WASHINGTON -- The government can't be trusted to keep the security in Social Security, at least when it comes to numbers, the agency's inspector general says.
Government contractors pose a big risk, said the Social Security Administration IG's report, released Tuesday. Examples: one agency allowed access to a database before background checks on the contractor's workers had been completed; contractors for another agency kept personal identifying information in unlocked file cabinets and storage rooms; one agency couldn't identify which of its contractors had access to the numbers.

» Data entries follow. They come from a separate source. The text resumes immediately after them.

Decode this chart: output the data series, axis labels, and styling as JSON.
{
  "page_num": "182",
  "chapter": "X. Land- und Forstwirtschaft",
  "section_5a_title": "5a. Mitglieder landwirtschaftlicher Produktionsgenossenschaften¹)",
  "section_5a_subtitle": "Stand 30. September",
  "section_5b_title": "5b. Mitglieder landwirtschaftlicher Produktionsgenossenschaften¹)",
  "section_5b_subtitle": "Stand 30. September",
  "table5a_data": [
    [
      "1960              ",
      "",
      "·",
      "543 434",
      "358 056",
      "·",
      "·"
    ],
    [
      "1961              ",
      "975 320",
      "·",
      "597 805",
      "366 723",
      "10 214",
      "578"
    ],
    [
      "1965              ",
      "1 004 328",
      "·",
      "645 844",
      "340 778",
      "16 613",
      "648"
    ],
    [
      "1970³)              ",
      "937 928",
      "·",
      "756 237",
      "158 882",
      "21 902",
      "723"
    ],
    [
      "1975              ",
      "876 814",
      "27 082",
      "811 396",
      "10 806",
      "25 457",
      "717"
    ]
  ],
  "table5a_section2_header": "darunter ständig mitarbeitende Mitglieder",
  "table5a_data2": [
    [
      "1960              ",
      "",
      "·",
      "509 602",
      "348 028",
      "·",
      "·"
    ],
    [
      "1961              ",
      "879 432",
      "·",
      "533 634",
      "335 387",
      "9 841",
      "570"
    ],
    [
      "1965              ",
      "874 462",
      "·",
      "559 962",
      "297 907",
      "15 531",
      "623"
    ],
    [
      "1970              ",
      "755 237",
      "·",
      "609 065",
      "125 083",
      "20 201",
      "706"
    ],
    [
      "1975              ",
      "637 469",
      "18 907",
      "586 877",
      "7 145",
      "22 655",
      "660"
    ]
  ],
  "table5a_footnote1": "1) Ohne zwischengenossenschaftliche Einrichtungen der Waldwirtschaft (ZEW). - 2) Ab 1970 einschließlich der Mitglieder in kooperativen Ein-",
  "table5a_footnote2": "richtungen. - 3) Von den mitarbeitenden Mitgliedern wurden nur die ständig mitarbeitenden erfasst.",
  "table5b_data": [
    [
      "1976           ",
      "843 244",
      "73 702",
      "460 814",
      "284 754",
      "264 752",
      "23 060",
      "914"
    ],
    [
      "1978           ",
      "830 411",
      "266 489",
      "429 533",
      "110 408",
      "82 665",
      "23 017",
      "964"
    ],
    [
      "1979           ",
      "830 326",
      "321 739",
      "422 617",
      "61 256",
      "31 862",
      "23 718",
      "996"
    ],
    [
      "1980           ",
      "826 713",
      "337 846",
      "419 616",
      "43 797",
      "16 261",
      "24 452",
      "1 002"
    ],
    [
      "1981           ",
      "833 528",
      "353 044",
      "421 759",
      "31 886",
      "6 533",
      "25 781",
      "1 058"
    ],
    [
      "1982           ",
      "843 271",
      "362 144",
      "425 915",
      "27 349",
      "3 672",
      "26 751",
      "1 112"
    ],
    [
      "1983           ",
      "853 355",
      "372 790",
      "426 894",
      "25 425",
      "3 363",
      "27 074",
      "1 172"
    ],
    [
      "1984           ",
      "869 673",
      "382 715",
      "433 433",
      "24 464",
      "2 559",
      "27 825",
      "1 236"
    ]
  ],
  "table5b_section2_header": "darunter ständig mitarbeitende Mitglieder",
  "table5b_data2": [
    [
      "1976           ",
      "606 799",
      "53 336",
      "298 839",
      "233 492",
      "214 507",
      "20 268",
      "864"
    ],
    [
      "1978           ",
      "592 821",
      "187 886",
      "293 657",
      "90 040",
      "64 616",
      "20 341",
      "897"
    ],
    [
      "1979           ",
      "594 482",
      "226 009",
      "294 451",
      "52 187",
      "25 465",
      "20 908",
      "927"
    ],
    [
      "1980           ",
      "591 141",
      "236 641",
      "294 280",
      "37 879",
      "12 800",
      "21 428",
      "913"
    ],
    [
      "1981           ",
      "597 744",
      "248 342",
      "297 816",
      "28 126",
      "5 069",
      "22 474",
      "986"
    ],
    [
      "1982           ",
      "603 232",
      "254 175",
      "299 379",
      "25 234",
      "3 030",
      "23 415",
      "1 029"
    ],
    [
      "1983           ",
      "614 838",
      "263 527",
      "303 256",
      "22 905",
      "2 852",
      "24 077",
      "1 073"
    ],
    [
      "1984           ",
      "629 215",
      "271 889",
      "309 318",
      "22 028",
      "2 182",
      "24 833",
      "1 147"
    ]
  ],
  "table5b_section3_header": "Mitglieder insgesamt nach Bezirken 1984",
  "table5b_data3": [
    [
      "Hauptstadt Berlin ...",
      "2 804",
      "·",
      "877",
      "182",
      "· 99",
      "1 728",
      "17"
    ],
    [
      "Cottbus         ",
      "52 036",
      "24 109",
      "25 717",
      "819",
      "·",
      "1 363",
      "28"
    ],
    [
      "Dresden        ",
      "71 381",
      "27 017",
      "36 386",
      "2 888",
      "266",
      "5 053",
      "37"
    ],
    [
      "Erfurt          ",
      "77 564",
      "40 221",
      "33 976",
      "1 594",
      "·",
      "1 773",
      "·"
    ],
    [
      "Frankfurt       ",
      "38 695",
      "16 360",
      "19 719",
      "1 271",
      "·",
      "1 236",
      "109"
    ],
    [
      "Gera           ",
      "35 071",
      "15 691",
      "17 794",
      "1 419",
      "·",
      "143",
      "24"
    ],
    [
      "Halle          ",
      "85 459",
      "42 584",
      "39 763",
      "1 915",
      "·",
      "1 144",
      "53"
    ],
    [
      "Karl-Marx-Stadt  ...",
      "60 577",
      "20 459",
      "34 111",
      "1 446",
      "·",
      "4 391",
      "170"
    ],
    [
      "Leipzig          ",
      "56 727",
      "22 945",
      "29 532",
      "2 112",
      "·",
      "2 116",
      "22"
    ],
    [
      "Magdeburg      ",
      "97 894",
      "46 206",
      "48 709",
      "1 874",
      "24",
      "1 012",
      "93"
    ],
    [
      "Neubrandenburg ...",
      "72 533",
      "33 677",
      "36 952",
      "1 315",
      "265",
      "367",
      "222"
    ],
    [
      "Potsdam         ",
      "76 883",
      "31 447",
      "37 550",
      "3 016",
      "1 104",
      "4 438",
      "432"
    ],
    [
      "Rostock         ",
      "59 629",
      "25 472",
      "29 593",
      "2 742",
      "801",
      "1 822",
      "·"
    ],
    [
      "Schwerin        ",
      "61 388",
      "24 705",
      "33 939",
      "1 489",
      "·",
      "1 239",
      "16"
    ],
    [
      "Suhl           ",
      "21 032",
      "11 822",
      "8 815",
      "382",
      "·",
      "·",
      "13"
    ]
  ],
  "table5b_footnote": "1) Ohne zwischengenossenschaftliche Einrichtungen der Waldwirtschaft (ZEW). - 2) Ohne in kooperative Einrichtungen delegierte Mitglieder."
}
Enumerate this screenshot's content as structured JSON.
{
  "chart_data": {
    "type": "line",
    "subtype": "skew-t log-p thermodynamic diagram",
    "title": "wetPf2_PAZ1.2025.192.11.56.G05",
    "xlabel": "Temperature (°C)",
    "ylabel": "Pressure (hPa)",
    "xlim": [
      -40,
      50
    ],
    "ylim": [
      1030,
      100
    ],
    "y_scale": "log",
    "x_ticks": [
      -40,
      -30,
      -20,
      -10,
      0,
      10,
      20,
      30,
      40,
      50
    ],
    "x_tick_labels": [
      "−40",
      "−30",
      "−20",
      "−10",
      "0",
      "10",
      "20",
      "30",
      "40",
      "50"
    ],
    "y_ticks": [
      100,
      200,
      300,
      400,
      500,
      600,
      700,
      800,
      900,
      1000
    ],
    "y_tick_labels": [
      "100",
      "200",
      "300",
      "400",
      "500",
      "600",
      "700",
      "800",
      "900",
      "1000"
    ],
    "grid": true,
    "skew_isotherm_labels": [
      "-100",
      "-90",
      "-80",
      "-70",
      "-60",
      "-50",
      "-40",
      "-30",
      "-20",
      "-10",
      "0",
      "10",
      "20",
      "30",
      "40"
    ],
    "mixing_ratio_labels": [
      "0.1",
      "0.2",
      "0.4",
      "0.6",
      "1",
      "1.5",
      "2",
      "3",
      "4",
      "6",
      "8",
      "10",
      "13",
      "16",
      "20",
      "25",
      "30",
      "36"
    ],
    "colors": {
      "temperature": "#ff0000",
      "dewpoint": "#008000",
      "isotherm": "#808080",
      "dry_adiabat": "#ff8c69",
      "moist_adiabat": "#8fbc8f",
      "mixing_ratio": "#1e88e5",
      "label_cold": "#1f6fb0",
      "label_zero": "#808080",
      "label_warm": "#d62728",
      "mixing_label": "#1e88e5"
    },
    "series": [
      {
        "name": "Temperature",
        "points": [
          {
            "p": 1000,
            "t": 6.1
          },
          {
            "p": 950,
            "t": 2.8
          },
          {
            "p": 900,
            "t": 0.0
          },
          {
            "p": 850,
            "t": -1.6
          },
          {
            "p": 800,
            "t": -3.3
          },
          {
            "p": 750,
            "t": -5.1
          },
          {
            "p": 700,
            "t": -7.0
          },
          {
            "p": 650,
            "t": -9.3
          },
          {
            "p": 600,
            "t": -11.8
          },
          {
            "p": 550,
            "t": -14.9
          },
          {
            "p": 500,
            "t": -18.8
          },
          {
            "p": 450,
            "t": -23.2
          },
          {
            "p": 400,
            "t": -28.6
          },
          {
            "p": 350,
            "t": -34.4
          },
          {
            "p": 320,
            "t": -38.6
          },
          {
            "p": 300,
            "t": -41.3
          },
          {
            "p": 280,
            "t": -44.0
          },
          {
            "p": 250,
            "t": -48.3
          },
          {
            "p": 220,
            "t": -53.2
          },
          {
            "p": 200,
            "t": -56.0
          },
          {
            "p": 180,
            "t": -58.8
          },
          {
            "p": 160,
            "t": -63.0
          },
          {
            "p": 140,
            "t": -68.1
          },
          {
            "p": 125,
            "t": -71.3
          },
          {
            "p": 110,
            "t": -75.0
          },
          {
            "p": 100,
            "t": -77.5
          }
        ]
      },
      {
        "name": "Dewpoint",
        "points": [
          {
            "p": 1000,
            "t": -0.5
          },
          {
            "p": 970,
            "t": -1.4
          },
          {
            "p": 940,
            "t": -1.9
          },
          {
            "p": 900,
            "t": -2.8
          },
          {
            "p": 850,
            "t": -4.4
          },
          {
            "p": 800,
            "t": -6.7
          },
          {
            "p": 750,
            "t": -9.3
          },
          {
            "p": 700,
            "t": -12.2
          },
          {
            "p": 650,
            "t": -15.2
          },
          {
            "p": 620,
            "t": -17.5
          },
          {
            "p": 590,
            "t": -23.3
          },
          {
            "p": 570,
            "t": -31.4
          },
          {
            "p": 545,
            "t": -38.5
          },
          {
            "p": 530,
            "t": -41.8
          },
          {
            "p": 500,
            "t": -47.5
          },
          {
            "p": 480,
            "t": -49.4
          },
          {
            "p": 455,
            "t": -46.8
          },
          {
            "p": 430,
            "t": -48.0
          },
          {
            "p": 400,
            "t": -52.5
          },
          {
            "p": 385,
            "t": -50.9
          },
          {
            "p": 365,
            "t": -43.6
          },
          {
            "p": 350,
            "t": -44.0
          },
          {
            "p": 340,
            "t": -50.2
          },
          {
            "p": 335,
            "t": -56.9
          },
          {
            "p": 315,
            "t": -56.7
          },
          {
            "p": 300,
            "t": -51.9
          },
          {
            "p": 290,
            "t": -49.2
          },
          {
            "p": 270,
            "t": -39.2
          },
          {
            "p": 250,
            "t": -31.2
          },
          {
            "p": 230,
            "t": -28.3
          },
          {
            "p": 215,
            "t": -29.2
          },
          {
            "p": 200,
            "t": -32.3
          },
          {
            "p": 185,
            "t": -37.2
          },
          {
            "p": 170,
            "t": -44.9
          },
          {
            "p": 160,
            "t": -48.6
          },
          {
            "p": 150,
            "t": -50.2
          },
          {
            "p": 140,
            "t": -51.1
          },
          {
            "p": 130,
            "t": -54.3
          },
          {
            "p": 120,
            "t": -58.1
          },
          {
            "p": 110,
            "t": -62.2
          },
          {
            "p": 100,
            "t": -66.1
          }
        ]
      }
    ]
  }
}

Social Security numbers have "become a key for any unscrupulous individual, including terrorists, to unlock the door to an individual's identity," said Rep. Clay Shaw, R-Fla., chairman of the House Ways and Means Social Security subcommittee.
"These report findings are particularly disturbing since federal programs require the use of Social Security numbers and therefore have the utmost responsibility to protect them," said Shaw, who issued the report with Sen. Susan Collins, R-Maine, chairwoman of the Senate Governmental Affairs Committee.
Of the 15 agencies reviewed in the study, 14 lacked adequate controls over contractors' access to and use of Social Security numbers. Nine agencies lacked proper controls over access to numbers maintained in their own computer systems.
One agency did not have policies or practices laid out to delete contractors' access to computer systems after they had left or their jobs had expired.
Another agency unnecessarily displayed Social Security numbers on documents it sent to an entity that did not need them.
"Some federal agencies are at risk for improper access, disclosure and use of SSNs by external entities, despite safeguards to prevent such activity," the report said.